Superconductivity induced by gate-driven hydrogen intercalation in the charge-density-wave compound 1T-TiSe2
Erik Piatti, Giacomo Prando, Martina Meinero, Cesare Tresca, M. Putti, Stefano Roddaro, G. Lamura, T. Shiroka, P. Carretta, G. Profeta, D. Daghero, R. S. Gonnelli
Abstract
Abstract Hydrogen (H) plays a key role in the near-to-room temperature superconductivity of hydrides at megabar pressures. This suggests that H doping could have similar effects on the electronic and phononic spectra of materials at ambient pressure as well. Here, we demonstrate the non-volatile control of the electronic ground state of titanium diselenide (1 T -TiSe 2 ) via ionic liquid gating-driven H intercalation.

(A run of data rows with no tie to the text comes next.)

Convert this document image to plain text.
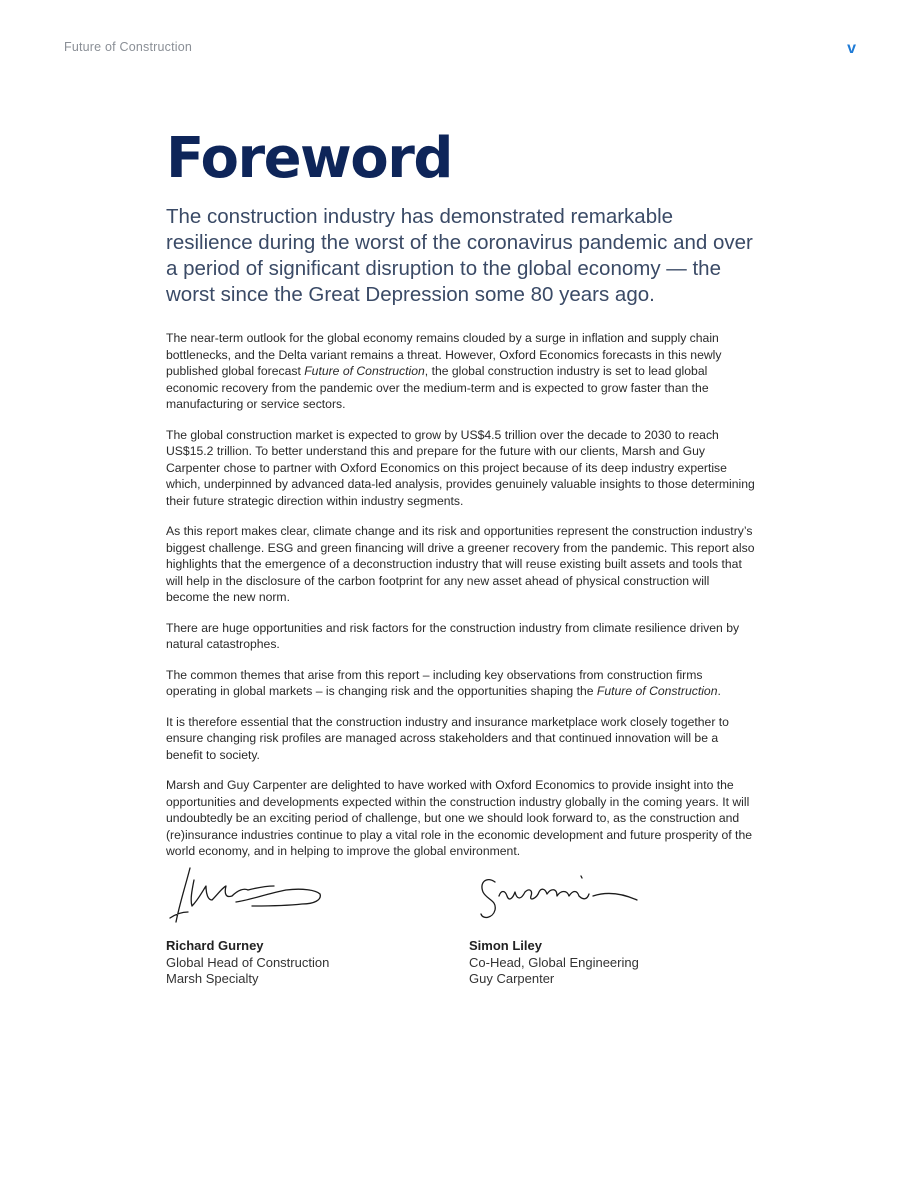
Future of Construction	v
Foreword

The construction industry has demonstrated remarkable resilience during the worst of the coronavirus pandemic and over a period of significant disruption to the global economy — the worst since the Great Depression some 80 years ago.

The near-term outlook for the global economy remains clouded by a surge in inflation and supply chain bottlenecks, and the Delta variant remains a threat. However, Oxford Economics forecasts in this newly published global forecast Future of Construction, the global construction industry is set to lead global economic recovery from the pandemic over the medium-term and is expected to grow faster than the manufacturing or service sectors.

The global construction market is expected to grow by US$4.5 trillion over the decade to 2030 to reach US$15.2 trillion. To better understand this and prepare for the future with our clients, Marsh and Guy Carpenter chose to partner with Oxford Economics on this project because of its deep industry expertise which, underpinned by advanced data-led analysis, provides genuinely valuable insights to those determining their future strategic direction within industry segments.

As this report makes clear, climate change and its risk and opportunities represent the construction industry’s biggest challenge. ESG and green financing will drive a greener recovery from the pandemic. This report also highlights that the emergence of a deconstruction industry that will reuse existing built assets and tools that will help in the disclosure of the carbon footprint for any new asset ahead of physical construction will become the new norm.

There are huge opportunities and risk factors for the construction industry from climate resilience driven by natural catastrophes.

The common themes that arise from this report – including key observations from construction firms operating in global markets – is changing risk and the opportunities shaping the Future of Construction.

It is therefore essential that the construction industry and insurance marketplace work closely together to ensure changing risk profiles are managed across stakeholders and that continued innovation will be a benefit to society.

Marsh and Guy Carpenter are delighted to have worked with Oxford Economics to provide insight into the opportunities and developments expected within the construction industry globally in the coming years. It will undoubtedly be an exciting period of challenge, but one we should look forward to, as the construction and (re)insurance industries continue to play a vital role in the economic development and future prosperity of the world economy, and in helping to improve the global environment.

Richard Gurney
Global Head of Construction
Marsh Specialty
Simon Liley
Co-Head, Global Engineering
Guy Carpenter
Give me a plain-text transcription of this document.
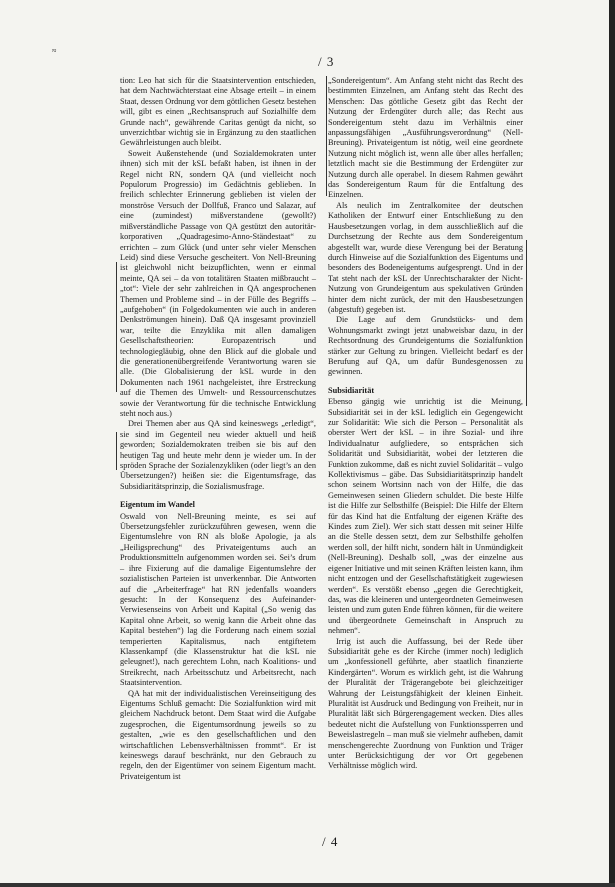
≈
/ 3

tion: Leo hat sich für die Staatsintervention entschieden, hat dem Nachtwächterstaat eine Absage erteilt – in einem Staat, dessen Ordnung vor dem göttlichen Gesetz bestehen will, gibt es einen „Rechtsanspruch auf Sozialhilfe dem Grunde nach“, gewährende Caritas genügt da nicht, so unverzichtbar wichtig sie in Ergänzung zu den staatlichen Gewährleistungen auch bleibt.

Soweit Außenstehende (und Sozialdemokraten unter ihnen) sich mit der kSL befaßt haben, ist ihnen in der Regel nicht RN, sondern QA (und vielleicht noch Populorum Progressio) im Gedächtnis geblieben. In freilich schlechter Erinnerung geblieben ist vielen der monströse Versuch der Dollfuß, Franco und Salazar, auf eine (zumindest) mißverstandene (gewollt?) mißverständliche Passage von QA gestützt den autoritär-korporativen „Quadragesimo-Anno-Ständestaat“ zu errichten – zum Glück (und unter sehr vieler Menschen Leid) sind diese Versuche gescheitert. Von Nell-Breuning ist gleichwohl nicht beizupflichten, wenn er einmal meinte, QA sei – da von totalitären Staaten mißbraucht – „tot“: Viele der sehr zahlreichen in QA angesprochenen Themen und Probleme sind – in der Fülle des Begriffs – „aufgehoben“ (in Folgedokumenten wie auch in anderen Denkströmungen hinein). Daß QA insgesamt provinziell war, teilte die Enzyklika mit allen damaligen Gesellschaftstheorien: Europazentrisch und technologiegläubig, ohne den Blick auf die globale und die generationenübergreifende Verantwortung waren sie alle. (Die Globalisierung der kSL wurde in den Dokumenten nach 1961 nachgeleistet, ihre Erstreckung auf die Themen des Umwelt- und Ressourcenschutzes sowie der Verantwortung für die technische Entwicklung steht noch aus.)

Drei Themen aber aus QA sind keineswegs „erledigt“, sie sind im Gegenteil neu wieder aktuell und heiß geworden; Sozialdemokraten treiben sie bis auf den heutigen Tag und heute mehr denn je wieder um. In der spröden Sprache der Sozialenzykliken (oder liegt’s an den Übersetzungen?) heißen sie: die Eigentumsfrage, das Subsidiaritätsprinzip, die Sozialismusfrage.

Eigentum im Wandel

Oswald von Nell-Breuning meinte, es sei auf Übersetzungsfehler zurückzuführen gewesen, wenn die Eigentumslehre von RN als bloße Apologie, ja als „Heiligsprechung“ des Privateigentums auch an Produktionsmitteln aufgenommen worden sei. Sei’s drum – ihre Fixierung auf die damalige Eigentumslehre der sozialistischen Parteien ist unverkennbar. Die Antworten auf die „Arbeiterfrage“ hat RN jedenfalls woanders gesucht: In der Konsequenz des Aufeinander-Verwiesenseins von Arbeit und Kapital („So wenig das Kapital ohne Arbeit, so wenig kann die Arbeit ohne das Kapital bestehen“) lag die Forderung nach einem sozial temperierten Kapitalismus, nach entgiftetem Klassenkampf (die Klassenstruktur hat die kSL nie geleugnet!), nach gerechtem Lohn, nach Koalitions- und Streikrecht, nach Arbeitsschutz und Arbeitsrecht, nach Staatsintervention.

QA hat mit der individualistischen Vereinseitigung des Eigentums Schluß gemacht: Die Sozialfunktion wird mit gleichem Nachdruck betont. Dem Staat wird die Aufgabe zugesprochen, die Eigentumsordnung jeweils so zu gestalten, „wie es den gesellschaftlichen und den wirtschaftlichen Lebensverhältnissen frommt“. Er ist keineswegs darauf beschränkt, nur den Gebrauch zu regeln, den der Eigentümer von seinem Eigentum macht. Privateigentum ist

„Sondereigentum“. Am Anfang steht nicht das Recht des bestimmten Einzelnen, am Anfang steht das Recht des Menschen: Das göttliche Gesetz gibt das Recht der Nutzung der Erdengüter durch alle; das Recht aus Sondereigentum steht dazu im Verhältnis einer anpassungsfähigen „Ausführungsverordnung“ (Nell-Breuning). Privateigentum ist nötig, weil eine geordnete Nutzung nicht möglich ist, wenn alle über alles herfallen; letztlich macht sie die Bestimmung der Erdengüter zur Nutzung durch alle operabel. In diesem Rahmen gewährt das Sondereigentum Raum für die Entfaltung des Einzelnen.

Als neulich im Zentralkomitee der deutschen Katholiken der Entwurf einer Entschließung zu den Hausbesetzungen vorlag, in dem ausschließlich auf die Durchsetzung der Rechte aus dem Sondereigentum abgestellt war, wurde diese Verengung bei der Beratung durch Hinweise auf die Sozialfunktion des Eigentums und besonders des Bodeneigentums aufgesprengt. Und in der Tat steht nach der kSL der Unrechtscharakter der Nicht-Nutzung von Grundeigentum aus spekulativen Gründen hinter dem nicht zurück, der mit den Hausbesetzungen (abgestuft) gegeben ist.

Die Lage auf dem Grundstücks- und dem Wohnungsmarkt zwingt jetzt unabweisbar dazu, in der Rechtsordnung des Grundeigentums die Sozialfunktion stärker zur Geltung zu bringen. Vielleicht bedarf es der Berufung auf QA, um dafür Bundesgenossen zu gewinnen.

Subsidiarität

Ebenso gängig wie unrichtig ist die Meinung, Subsidiarität sei in der kSL lediglich ein Gegengewicht zur Solidarität: Wie sich die Person – Personalität als oberster Wert der kSL – in ihre Sozial- und ihre Individualnatur aufgliedere, so entsprächen sich Solidarität und Subsidiarität, wobei der letzteren die Funktion zukomme, daß es nicht zuviel Solidarität – vulgo Kollektivismus – gäbe. Das Subsidiaritätsprinzip handelt schon seinem Wortsinn nach von der Hilfe, die das Gemeinwesen seinen Gliedern schuldet. Die beste Hilfe ist die Hilfe zur Selbsthilfe (Beispiel: Die Hilfe der Eltern für das Kind hat die Entfaltung der eigenen Kräfte des Kindes zum Ziel). Wer sich statt dessen mit seiner Hilfe an die Stelle dessen setzt, dem zur Selbsthilfe geholfen werden soll, der hilft nicht, sondern hält in Unmündigkeit (Nell-Breuning). Deshalb soll, „was der einzelne aus eigener Initiative und mit seinen Kräften leisten kann, ihm nicht entzogen und der Gesellschaftstätigkeit zugewiesen werden“. Es verstößt ebenso „gegen die Gerechtigkeit, das, was die kleineren und untergeordneten Gemeinwesen leisten und zum guten Ende führen können, für die weitere und übergeordnete Gemeinschaft in Anspruch zu nehmen“.

Irrig ist auch die Auffassung, bei der Rede über Subsidiarität gehe es der Kirche (immer noch) lediglich um „konfessionell geführte, aber staatlich finanzierte Kindergärten“. Worum es wirklich geht, ist die Wahrung der Pluralität der Trägerangebote bei gleichzeitiger Wahrung der Leistungsfähigkeit der kleinen Einheit. Pluralität ist Ausdruck und Bedingung von Freiheit, nur in Pluralität läßt sich Bürgerengagement wecken. Dies alles bedeutet nicht die Aufstellung von Funktionssperren und Beweislastregeln – man muß sie vielmehr aufheben, damit menschengerechte Zuordnung von Funktion und Träger unter Berücksichtigung der vor Ort gegebenen Verhältnisse möglich wird.

/ 4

This protonation induces a superconducting phase, observed together with a charge-density wave through most of the phase diagram, with nearly doping-independent transition temperatures. The H-induced superconducting phase is possibly gapless-like and multi-band in nature, in contrast with those induced in TiSe 2 via copper, lithium, and electrostatic doping. This unique behavior is supported by ab initio calculations showing that high concentrations of H dopants induce a full reconstruction of the bandstructure, although with little coupling between electrons and high-frequency H phonons. Our findings provide a promising approach for engineering the ground state of transition metal dichalcogenides and other layered materials via gate-controlled protonation.